Neil Sarkar, PhD, and Elizabeth Chen, PhD, bring the science of “big data” to Brown, which is vitally important for biomedical and many other areas of research. The electronic health record and other searchable databases promise to deliver new sources of insight into the practice of medicine and public health. They will establish a cohort of experts who will work with faculty from across Brown and its affiliated hospitals to mine these data and analyze their significance.

Sarkar, assistant professor of medical science and of health services, policy, and practice, is BCBI’s first director. He says Rhode Island strikes him as a particularly good place to do this work, because its major hospital systems are affiliated with Brown and have largely coalesced around implementing electronic health record systems that promise compatibility.

“We want the new Center for Biomedical Informatics to become an epicenter for next-generation informatics research and really capitalize on the unique opportunity we have in Rhode Island as well as the unique relationships the University has with the hospitals,” Sarkar says. “The timing is just right. If we can’t do it here, then the rest of the country is in deep trouble.”

Sarkar came to Brown from the University of Vermont, where for the previous six years he was director of biomedical informatics at the Center for Clinical and Translational Science. He studied the deep evolutionary history of an

Alzheimer’s disease-associated gene, developed a patent pending system for abstracting data from medical records, developed new courses on biomedical informatics, and edited a textbook on foundational methods in the field.

Elizabeth Chen, assistant professor of medical science and of health services, policy, and practice, is the center’s associate director. She too had spent six years teaching and conducting research at the University of Vermont.
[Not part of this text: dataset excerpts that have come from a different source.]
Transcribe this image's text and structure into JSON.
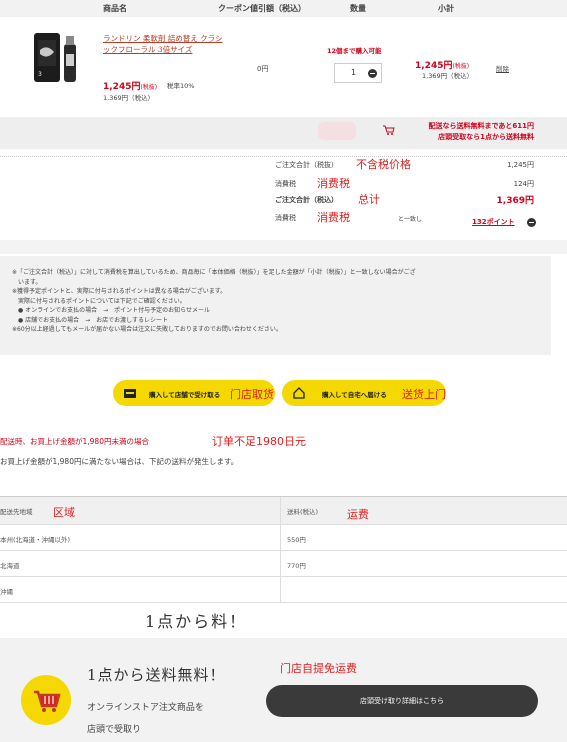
{
  "table_header": {
    "product": "商品名",
    "coupon": "クーポン値引額（税込）",
    "qty": "数量",
    "subtotal": "小計"
  },
  "product": {
    "name": "ランドリン 柔軟剤 詰め替え クラシックフローラル 3倍サイズ",
    "price": "1,245円",
    "price_suffix": "(税抜)",
    "tax_rate": "税率10%",
    "price_taxin": "1,369円（税込）",
    "coupon": "0円",
    "qty_note": "12個まで購入可能",
    "qty": "1",
    "subtotal": "1,245円",
    "subtotal_suffix": "(税抜)",
    "subtotal_taxin": "1,369円（税込）",
    "delete": "削除"
  },
  "shipping_msg": {
    "line1": "配送なら送料無料まであと611円",
    "line2": "店頭受取なら1点から送料無料"
  },
  "totals": {
    "subtotal_label": "ご注文合計（税抜）",
    "subtotal_value": "1,245円",
    "tax_label": "消費税",
    "tax_value": "124円",
    "total_label": "ご注文合計（税込）",
    "total_value": "1,369円",
    "tax2_label": "消費税",
    "partial_text": "と一致し",
    "points": "132ポイント"
  },
  "annotations": {
    "excl_tax": "不含税价格",
    "tax1": "消费税",
    "total": "总计",
    "tax2": "消费税",
    "store_pickup": "门店取货",
    "home_delivery": "送货上门",
    "under_1980": "订单不足1980日元",
    "region": "区域",
    "fee": "运费",
    "free_pickup": "门店自提免运费"
  },
  "notes": [
    "※「ご注文合計（税込）」に対して消費税を算出しているため、商品毎に「本体価格（税抜）」を足した金額が「小計（税抜）」と一致しない場合がござ",
    "　います。",
    "※獲得予定ポイントと、実際に付与されるポイントは異なる場合がございます。",
    "　実際に付与されるポイントについては下記でご確認ください。",
    "　● オンラインでお支払の場合　→　ポイント付与予定のお知らせメール",
    "　● 店舗でお支払の場合　→　お店でお渡しするレシート",
    "※60分以上経過してもメールが届かない場合は注文に失敗しておりますのでお問い合わせください。"
  ],
  "buttons": {
    "pickup": "購入して店舗で受け取る",
    "delivery": "購入して自宅へ届ける"
  },
  "shipping_info": {
    "line1": "配送時、お買上げ金額が1,980円未満の場合",
    "line2": "お買上げ金額が1,980円に満たない場合は、下記の送料が発生します。"
  },
  "region_table": {
    "head_region": "配送先地域",
    "head_fee": "送料(税込)",
    "rows": [
      {
        "region": "本州(北海道・沖縄以外)",
        "fee": "550円"
      },
      {
        "region": "北海道",
        "fee": "770円"
      },
      {
        "region": "沖縄",
        "fee": ""
      }
    ]
  },
  "faded_title": "1点から料！",
  "promo": {
    "title": "1点から送料無料！",
    "sub1": "オンラインストア注文商品を",
    "sub2": "店頭で受取り",
    "button": "店頭受け取り詳細はこちら"
  },
  "colors": {
    "accent_red": "#d0021b",
    "yellow": "#f5d800",
    "dark_button": "#3a3a3a"
  }
}
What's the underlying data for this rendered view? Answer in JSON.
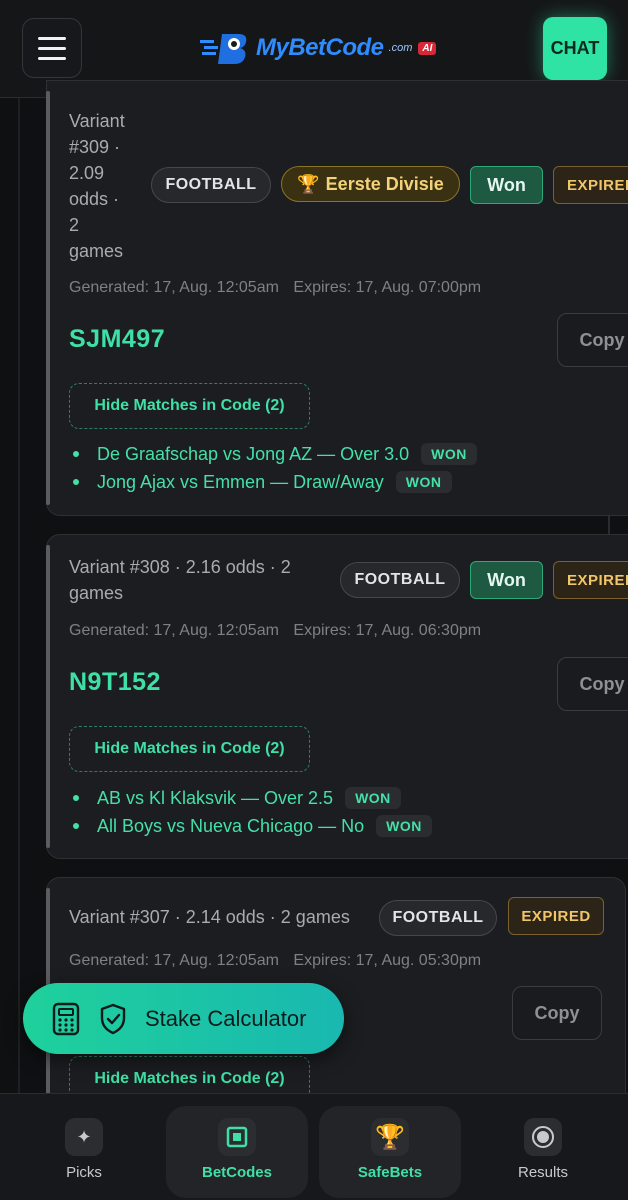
{
  "header": {
    "logo_text": "MyBetCode",
    "logo_domain": ".com",
    "logo_badge": "AI",
    "chat_label": "CHAT"
  },
  "cards": [
    {
      "variant": "Variant #309 · 2.09 odds · 2 games",
      "variant_lines": [
        "Variant",
        "#309 ·",
        "2.09",
        "odds ·",
        "2",
        "games"
      ],
      "sport": "FOOTBALL",
      "league": "Eerste Divisie",
      "result": "Won",
      "status": "EXPIRED",
      "generated": "Generated: 17, Aug. 12:05am",
      "expires": "Expires: 17, Aug. 07:00pm",
      "code": "SJM497",
      "copy_label": "Copy",
      "toggle_label": "Hide Matches in Code (2)",
      "matches": [
        {
          "text": "De Graafschap vs Jong AZ — Over 3.0",
          "tag": "WON"
        },
        {
          "text": "Jong Ajax vs Emmen — Draw/Away",
          "tag": "WON"
        }
      ]
    },
    {
      "variant_line1": "Variant #308 · 2.16 odds · 2",
      "variant_line2": "games",
      "sport": "FOOTBALL",
      "result": "Won",
      "status": "EXPIRED",
      "generated": "Generated: 17, Aug. 12:05am",
      "expires": "Expires: 17, Aug. 06:30pm",
      "code": "N9T152",
      "copy_label": "Copy",
      "toggle_label": "Hide Matches in Code (2)",
      "matches": [
        {
          "text": "AB vs Kl Klaksvik — Over 2.5",
          "tag": "WON"
        },
        {
          "text": "All Boys vs Nueva Chicago — No",
          "tag": "WON"
        }
      ]
    },
    {
      "variant": "Variant #307 · 2.14 odds · 2 games",
      "sport": "FOOTBALL",
      "status": "EXPIRED",
      "generated": "Generated: 17, Aug. 12:05am",
      "expires": "Expires: 17, Aug. 05:30pm",
      "copy_label": "Copy",
      "toggle_label": "Hide Matches in Code (2)"
    }
  ],
  "stake_calculator": {
    "label": "Stake Calculator"
  },
  "bottom_nav": [
    {
      "label": "Picks",
      "icon": "sparkle-icon"
    },
    {
      "label": "BetCodes",
      "icon": "square-icon",
      "active": true
    },
    {
      "label": "SafeBets",
      "icon": "trophy-icon"
    },
    {
      "label": "Results",
      "icon": "radio-icon"
    }
  ],
  "colors": {
    "accent": "#3ee0a6",
    "chat": "#2ee3a3",
    "won": "#1d5a41",
    "expired": "#f1c56a",
    "league": "#f3d27a"
  }
}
Throughout that time, Chen contributed to the progress in which health care systems have increasingly captured useful data, and electronic systems have become more influential in how doctors, nurses, and insurers deliver care.

“What we want to do here as part of informatics training is talk about the history, that so much has been done in the past,” Chen says. “Many people think this is a new field, but it’s been around since the 1950s.”

As part of the Brown Institute for Translational Science, BCBI will emphasize three areas: basic research (translational bioinformatics), clinical care (clinical informatics), and public health (public health informatics).

For example, one of Chen’s projects, a collaboration with the University of Minnesota and the University of Vermont, involves developing computational methods to mine electronic health record data that yield knowledge about how social, behavioral, and familial factors affect disease.